Should university students be seen as learners or customers?
While you might argue they are both, the dividing line between the two has become dangerously blurred. This was underlined by two news stories this week.
First there was the allegation from a senior academic that league tables have put universities under pressure to mark too leniently and to overlook plagiarism.
Second there was the whistleblower who claimed that degrees are being awarded to overseas students who lacked basic English language skills because of the lucrative nature of the foreign student market.
There was a third story, a few weeks back, on a related issue. This was the discovery that two university lecturers had urged students to exaggerate the scores they gave to their institution in the National Student Survey because, they claimed, everyone else was doing so.
There is a common theme to each of these stories: the pressures on academics to make sure that their universities are marketable to current and potential customers.
These pressures are understandable but must be resisted. They are understandable because it is bums-on-seats that determines the bulk of university funding, particularly at universities which receive little research funding.
Wall of silence
The notion of undergraduate and postgraduate students as customers is still relatively new. Its effect has been ratcheted up by the introduction of variable or top-up fees and the increasing reliance on fees from overseas students.
However we have got to the point now where we really must decide whether a university is just another service provider or a community of scholars.
I believe many university leaders are, at least in public, complacent about this.
I was at a public debate on education this week when the two news stories about lenient marking were raised. None of the educationalists that spoke were willing to acknowledge that these pressures even existed.
Indeed the one vice-chancellor present felt there was simply no case to answer.
There is still an official wall of silence about such allegations. A common response is that the whistleblowers are letting the side down and are damaging the reputation of British universities.
Yet you only have to read the large number of responses to the BBC News website to see that the allegations chime with many academics. It is a sad state of affairs that many clearly felt they had to remain anonymous.
Whatever happened to academic freedom?
The spread of the consumer model of university education is not just a result of the actions of competitive and cash-strapped vice-chancellors.
The policies of successive governments have encouraged this model through the squeeze on per student funding, the imperative to expand, and the attempt to introduce a market in fees and bursaries.
Students, and increasingly parents, have also stressed the consumerist aspect of their role. They are now more directly aware of a cash relationship with universities.
Nor is this just about money. The concept of the "helicopter parent" (that is the parent who continues to hover over their offspring even after they have left home for university) owes much to a generation of mothers and fathers who have been encouraged to be active consumers as their children have gone through the school system.

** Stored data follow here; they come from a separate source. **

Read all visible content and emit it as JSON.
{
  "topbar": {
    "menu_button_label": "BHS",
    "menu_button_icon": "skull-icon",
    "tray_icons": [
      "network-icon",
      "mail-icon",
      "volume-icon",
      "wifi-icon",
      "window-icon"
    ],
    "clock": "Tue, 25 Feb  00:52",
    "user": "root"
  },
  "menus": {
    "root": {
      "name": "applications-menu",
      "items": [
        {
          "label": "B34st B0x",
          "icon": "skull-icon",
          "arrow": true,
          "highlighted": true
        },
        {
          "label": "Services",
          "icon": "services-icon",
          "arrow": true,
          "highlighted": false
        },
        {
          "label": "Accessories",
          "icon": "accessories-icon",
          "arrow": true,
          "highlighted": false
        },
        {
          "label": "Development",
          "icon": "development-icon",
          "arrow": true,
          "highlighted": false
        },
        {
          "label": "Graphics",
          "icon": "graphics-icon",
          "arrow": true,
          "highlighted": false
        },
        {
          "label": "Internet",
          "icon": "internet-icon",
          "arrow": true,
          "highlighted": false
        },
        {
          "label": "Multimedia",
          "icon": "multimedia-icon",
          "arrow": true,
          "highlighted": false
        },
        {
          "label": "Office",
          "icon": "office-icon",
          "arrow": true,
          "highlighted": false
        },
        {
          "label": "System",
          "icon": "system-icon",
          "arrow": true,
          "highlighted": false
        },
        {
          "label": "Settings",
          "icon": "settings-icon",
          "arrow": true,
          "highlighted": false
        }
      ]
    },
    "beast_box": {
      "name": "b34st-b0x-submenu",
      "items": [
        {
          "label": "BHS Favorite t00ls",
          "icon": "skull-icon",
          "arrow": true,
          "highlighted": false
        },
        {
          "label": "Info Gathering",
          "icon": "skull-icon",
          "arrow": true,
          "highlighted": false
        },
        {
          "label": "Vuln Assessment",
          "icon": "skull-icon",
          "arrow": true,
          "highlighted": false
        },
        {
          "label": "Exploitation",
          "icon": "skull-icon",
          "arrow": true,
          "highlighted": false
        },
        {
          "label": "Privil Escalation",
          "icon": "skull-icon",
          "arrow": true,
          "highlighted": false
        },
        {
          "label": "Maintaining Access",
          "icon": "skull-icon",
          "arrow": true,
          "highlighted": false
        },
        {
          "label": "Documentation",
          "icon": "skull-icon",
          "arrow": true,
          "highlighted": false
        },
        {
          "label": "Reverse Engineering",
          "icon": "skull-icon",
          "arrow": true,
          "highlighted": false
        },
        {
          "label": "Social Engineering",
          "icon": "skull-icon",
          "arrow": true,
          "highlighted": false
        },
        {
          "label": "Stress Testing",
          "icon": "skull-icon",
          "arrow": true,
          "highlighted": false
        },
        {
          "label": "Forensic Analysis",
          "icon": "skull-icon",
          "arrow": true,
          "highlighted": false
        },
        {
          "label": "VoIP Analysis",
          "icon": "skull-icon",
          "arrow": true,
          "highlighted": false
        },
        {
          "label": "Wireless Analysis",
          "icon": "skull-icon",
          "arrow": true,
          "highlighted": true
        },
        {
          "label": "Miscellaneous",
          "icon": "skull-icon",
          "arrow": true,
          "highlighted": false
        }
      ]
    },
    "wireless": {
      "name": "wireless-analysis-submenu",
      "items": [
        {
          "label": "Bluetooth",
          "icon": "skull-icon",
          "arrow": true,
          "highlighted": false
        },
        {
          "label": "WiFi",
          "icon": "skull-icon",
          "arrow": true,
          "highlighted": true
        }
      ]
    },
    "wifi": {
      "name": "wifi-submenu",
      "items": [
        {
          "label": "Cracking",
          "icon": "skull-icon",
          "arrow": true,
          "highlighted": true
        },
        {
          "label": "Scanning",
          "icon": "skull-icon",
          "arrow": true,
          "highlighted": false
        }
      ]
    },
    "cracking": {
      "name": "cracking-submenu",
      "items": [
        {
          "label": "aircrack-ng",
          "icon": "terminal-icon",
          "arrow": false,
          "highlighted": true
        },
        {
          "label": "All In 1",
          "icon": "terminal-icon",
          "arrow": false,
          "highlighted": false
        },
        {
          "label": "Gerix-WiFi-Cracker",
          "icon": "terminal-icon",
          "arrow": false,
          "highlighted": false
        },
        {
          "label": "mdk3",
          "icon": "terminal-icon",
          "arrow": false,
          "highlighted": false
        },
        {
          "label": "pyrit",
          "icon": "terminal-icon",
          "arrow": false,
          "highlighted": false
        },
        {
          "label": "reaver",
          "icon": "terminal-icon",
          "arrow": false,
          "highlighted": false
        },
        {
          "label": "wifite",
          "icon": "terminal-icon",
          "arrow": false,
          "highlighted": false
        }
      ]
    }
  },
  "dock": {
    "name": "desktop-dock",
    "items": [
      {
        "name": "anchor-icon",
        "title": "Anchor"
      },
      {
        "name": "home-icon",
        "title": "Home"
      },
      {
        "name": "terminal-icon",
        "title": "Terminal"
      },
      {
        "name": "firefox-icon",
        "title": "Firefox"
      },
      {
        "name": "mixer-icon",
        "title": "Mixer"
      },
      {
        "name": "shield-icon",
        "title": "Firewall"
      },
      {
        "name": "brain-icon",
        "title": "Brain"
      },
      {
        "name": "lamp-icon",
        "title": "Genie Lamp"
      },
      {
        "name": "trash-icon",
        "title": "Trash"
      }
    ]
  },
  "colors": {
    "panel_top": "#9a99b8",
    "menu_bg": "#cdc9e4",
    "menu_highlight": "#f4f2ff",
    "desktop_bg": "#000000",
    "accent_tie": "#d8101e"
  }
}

University league tables and the National Student Survey are of a piece with school performance tables and Ofsted reports. They encourage a shopping around approach.
One result has been that universities now face more complaints from students. Last year, the Office of the Independent Adjudicator for Higher Education in England and Wales received 734 complaints.
That was a 25% increase on the previous year. Remember too that these are only the tip of the iceberg since most complaints are settled within institutions.
Interestingly 26% of complaints came from international students and 36% were from postgraduates. Almost two-thirds of the complaints related to academic results.
But universities must bear much of the blame for this rise in the complaints culture.
The glossy brochures and the expensive advertising campaigns that are offered by many universities often exceed the reality that greets students when they arrive.
As one admirably straight-talking vice-chancellor, Eric Thomas from Bristol University, told a conference recently: "the hyperbole" many universities use to describe themselves is "quite eye-watering". He added that the picture painted by many prospectuses was as real as "la-la land".
Higher Education Minister Bill Rammell has acknowledged that students are less deferential than in the past. He told a recent conference on "Student Satisfaction" that "students are becoming more demanding partly because they want value for money but also as we see more older and articulate students".
It is probably also true to say that students are more concerned now about their degree level than they were in the past. Twenty to thirty years ago simply having a degree made you marketable to employers. Now there is great pressure to get at least a 2:1.
All of this has made it inevitable that students will be more demanding about the quality of their courses, teaching, assessment and facilities.
It is right that they should know how many hours of teaching they will receive and how often they will meet their tutors.
It may even be that we need better, and more specific, contacts between universities and students. So long as the focus is on delivering good quality teaching and research facilities this element of consumer satisfaction is a good thing.
But we must not lose sight of what a university is fundamentally about: it is a place of learning where students and teachers should be part of a learning community not just providers and customers.
The responsibility to ensure that we do not succumb to a purely customer model falls squarely on university leaders. It cannot be on the government since, quite rightly, universities insist they are independent bodies.
As such they must regulate themselves. Vice-chancellors must put competition for students and markets in second place behind the need to preserve academic standards and independence.
The only pressure academics should be under when marking students' work is the pressure of their peers to maintain standards and the pressure from students for fair and equal treatment.
If vice-chancellors are unable to resist these pressures individually then they must, collectively through organisations such as Universities UK, take a stand against those who put marketing and consumerism above academic integrity.